Combining the two creates a way to take something that stinks and at least turn it into less of a barrier, while also incentivizing consumers to do something that retailers have wanted for a long time: use the mobile app while identified, especially while in the store. For Walmart and CVS, the retailers running it, the log-in is key. And of course consumers are going to opt-in. This is right up there with TSA Pre-Check, of course you’re going to give away your privacy if it gives you convenience and speed.
I’m not sure what happens if you didn’t make sure the case relocks and then someone comes along and empties the case, so I guess from that perspective maybe buyer beware. And I’ll also point out another take on the same topic, which is also even more true: Get rid of the locked cases and hire more associates at those stores, and have those associates circulating as floaters and stockers. I agree – I think at a minimum a retailer should test the two side by side and see which one delivers better store performance. Because while an app unlocking a case increases convenience, it cannot possibly drive sales like a store associate can.
What Did We Learn This Week?
Some predictions are already out for 2025, and this idea of “passive shopping” driven by social media interactions and how that is combining with current economic factors to decrease the importance of both brand and speed of shipping definitely resonates with me. More supply chain disruption seems on the horizon – but of a different nature than the disruptions we’ve seen up until now.
GenAI is hardly “done” in retail.
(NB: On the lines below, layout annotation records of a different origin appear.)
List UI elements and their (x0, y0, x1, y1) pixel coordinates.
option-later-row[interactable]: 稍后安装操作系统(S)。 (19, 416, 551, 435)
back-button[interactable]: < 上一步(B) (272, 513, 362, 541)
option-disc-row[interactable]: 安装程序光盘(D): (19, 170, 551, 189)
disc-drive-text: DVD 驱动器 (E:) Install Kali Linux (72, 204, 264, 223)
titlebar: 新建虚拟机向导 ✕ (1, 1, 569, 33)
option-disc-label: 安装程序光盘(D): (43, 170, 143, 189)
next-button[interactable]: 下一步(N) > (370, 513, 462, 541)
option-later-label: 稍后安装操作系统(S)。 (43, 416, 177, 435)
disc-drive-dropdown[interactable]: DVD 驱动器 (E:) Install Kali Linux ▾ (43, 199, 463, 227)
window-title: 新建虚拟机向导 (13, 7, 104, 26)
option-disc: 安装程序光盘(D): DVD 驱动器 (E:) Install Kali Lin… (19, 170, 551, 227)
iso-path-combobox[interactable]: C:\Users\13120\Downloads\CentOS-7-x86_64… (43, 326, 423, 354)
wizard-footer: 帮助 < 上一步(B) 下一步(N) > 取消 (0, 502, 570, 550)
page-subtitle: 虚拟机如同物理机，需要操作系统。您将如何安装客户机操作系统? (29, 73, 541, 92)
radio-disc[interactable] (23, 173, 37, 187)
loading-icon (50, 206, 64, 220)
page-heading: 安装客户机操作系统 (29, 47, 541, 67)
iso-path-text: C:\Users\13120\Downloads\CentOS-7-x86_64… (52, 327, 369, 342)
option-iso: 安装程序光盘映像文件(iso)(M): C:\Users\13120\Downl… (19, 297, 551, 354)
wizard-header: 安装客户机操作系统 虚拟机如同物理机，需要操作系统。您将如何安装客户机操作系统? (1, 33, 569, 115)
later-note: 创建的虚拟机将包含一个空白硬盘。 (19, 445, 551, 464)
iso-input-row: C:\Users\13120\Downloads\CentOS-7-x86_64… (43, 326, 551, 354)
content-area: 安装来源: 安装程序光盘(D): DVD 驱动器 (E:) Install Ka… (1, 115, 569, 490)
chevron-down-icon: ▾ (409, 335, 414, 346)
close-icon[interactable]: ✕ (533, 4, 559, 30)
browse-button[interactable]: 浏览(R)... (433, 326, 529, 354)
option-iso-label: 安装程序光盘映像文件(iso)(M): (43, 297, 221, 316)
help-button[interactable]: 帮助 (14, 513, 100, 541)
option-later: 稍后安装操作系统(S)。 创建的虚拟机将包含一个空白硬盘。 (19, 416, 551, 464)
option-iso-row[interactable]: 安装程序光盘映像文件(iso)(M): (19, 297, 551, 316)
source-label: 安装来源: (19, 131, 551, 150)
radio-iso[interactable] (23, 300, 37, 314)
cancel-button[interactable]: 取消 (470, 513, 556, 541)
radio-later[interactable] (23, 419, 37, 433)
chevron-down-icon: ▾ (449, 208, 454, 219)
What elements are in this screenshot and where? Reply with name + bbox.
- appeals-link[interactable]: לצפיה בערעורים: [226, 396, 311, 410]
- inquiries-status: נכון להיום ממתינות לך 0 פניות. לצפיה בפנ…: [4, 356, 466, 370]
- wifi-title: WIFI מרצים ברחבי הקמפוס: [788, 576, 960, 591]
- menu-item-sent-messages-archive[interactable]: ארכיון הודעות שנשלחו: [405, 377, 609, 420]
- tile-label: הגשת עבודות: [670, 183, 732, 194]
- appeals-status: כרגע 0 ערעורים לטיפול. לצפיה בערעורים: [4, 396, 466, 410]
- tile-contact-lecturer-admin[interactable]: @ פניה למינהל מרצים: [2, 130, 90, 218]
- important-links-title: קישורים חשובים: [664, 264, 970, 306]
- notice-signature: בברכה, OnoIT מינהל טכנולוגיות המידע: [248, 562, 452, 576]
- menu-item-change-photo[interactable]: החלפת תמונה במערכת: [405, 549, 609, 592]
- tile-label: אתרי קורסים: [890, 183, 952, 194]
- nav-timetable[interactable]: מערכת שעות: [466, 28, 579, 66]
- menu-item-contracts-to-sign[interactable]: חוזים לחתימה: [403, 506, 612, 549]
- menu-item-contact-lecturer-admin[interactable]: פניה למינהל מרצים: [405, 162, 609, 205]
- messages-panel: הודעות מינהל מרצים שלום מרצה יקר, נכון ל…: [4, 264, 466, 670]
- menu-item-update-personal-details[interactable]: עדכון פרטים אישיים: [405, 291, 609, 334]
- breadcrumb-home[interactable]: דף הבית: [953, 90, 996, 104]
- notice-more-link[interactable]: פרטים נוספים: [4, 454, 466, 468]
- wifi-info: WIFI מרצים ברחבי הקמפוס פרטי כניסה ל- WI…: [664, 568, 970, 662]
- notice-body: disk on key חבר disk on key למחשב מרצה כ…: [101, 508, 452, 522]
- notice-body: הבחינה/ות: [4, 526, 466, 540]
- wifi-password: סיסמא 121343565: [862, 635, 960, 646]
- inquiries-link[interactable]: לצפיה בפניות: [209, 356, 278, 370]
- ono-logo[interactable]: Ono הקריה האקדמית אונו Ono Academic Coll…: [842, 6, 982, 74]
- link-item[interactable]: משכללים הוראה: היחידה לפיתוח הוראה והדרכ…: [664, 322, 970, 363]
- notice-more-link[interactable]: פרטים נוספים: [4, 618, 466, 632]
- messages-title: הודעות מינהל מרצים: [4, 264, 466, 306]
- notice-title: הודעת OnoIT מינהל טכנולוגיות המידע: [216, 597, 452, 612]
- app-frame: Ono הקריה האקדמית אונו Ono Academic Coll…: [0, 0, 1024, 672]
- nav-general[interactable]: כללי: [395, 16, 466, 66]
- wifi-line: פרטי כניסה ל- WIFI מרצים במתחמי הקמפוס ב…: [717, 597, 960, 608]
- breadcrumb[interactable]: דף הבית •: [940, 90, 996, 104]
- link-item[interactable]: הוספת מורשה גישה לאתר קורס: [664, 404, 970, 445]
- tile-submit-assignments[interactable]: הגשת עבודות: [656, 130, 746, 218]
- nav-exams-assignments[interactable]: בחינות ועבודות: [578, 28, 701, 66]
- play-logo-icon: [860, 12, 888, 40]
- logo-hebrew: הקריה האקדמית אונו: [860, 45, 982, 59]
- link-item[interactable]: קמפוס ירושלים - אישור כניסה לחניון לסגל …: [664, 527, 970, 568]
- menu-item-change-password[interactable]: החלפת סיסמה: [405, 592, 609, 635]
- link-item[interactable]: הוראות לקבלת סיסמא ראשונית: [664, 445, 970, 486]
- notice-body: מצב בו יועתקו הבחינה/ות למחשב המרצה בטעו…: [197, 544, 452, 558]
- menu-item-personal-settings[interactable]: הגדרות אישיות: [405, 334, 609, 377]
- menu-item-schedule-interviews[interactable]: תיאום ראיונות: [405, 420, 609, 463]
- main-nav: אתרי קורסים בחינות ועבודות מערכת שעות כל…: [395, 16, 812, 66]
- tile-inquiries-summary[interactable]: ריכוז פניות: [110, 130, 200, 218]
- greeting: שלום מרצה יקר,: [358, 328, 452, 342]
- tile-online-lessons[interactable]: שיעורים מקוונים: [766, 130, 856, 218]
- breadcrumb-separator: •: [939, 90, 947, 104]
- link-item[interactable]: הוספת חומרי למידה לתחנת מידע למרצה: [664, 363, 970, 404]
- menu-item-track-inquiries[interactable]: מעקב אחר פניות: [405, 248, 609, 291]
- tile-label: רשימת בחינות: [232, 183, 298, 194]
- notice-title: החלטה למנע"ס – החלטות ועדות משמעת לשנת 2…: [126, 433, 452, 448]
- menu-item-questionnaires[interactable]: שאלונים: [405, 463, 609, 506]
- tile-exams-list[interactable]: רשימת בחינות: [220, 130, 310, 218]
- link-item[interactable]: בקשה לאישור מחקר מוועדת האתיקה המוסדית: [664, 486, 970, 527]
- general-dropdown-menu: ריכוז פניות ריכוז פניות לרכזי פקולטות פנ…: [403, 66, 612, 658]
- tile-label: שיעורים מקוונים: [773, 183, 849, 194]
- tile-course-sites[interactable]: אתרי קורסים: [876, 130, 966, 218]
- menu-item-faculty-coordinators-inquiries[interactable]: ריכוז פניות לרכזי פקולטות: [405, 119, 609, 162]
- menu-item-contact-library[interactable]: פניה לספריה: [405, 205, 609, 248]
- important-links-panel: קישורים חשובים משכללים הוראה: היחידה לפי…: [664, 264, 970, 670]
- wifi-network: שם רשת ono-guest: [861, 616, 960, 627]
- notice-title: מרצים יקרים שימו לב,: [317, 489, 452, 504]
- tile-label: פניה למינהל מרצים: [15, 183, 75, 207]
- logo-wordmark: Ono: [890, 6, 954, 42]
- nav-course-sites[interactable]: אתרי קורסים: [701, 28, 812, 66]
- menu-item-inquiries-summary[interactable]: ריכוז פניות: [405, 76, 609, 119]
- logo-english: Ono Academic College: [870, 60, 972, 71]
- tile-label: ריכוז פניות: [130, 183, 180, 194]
And while there are certainly productivity benefits that come from the tech, any ROI is a farce because no retailer is actually paying for the cost of what they’re using – and I’m not sure that’s going to change in 2025. It seems all the GenAI platforms are going for the crack cocaine method of adoption – get companies hooked on it, then jack up the price. Can they raise prices enough to recoup costs? I am skeptical.
But I do think for 2025, recombinant innovation (for all that it is difficult to say) will be a more dominant force again. Because it’s not just GenAI as tech that has the opportunity to transform retail, but how retailers and tech providers figure out how to use it to turbo-charge other tech. That process has barely started.